La mirada quemante del párvulo pariente lanzó rayos incineratorios a aquella mujer que parecía el útero de los dolores y los recuerdos ajados.
“Dejame de joder”. Trinomio infructuoso, homo spleenético. El vértigo del abismo que repulsa. Repentinamente, la carcasa del colectivo se movió sacudida por el golpe.
“Ayudame a levantarme, ya vamos llegando…¿es esta parada? Voy a preguntarle al chofer…” .
“Falta , señora, ya me preguntó diez veces, siéntese”.
El joven , crispado, optó por intentar dormirse. Otra vez sintió el vértigo del bache que el ómnibus no esquivó.
“esa es la casa en que vivíamos cuando el abuelo y yo vinimos a Capital… uh, qué vieja está, ¿quién carajo es el inquilino que no la cuida?, hay que matarlos a todos. En este país nadie quiere hacer nada.”

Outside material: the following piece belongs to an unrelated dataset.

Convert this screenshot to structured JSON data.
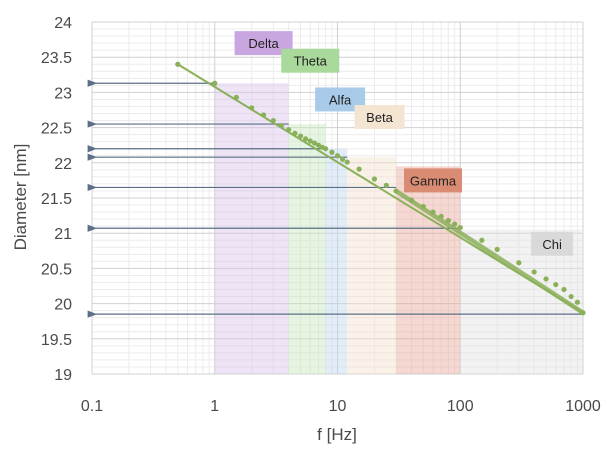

Silencio. El párvulo exasperado o ya en otra capa de pensamiento, se para como una tromba, atropellando objetos, cuerpos, miradas inquisidoras. Ante los gritos persistentes de la vieja clamando ayuda para incorporar su fisonomía ruinosa, el joven la sacude y la levanta de un tirón. Inescrutable , espera. El timbre. Ambos bajan, uno haciendo un rictus penoso, escapista, dos, inmiscuyéndose en el entrecejo y en las espaldas de uno, tratando fútilmente de obviar el abismo, como siempre.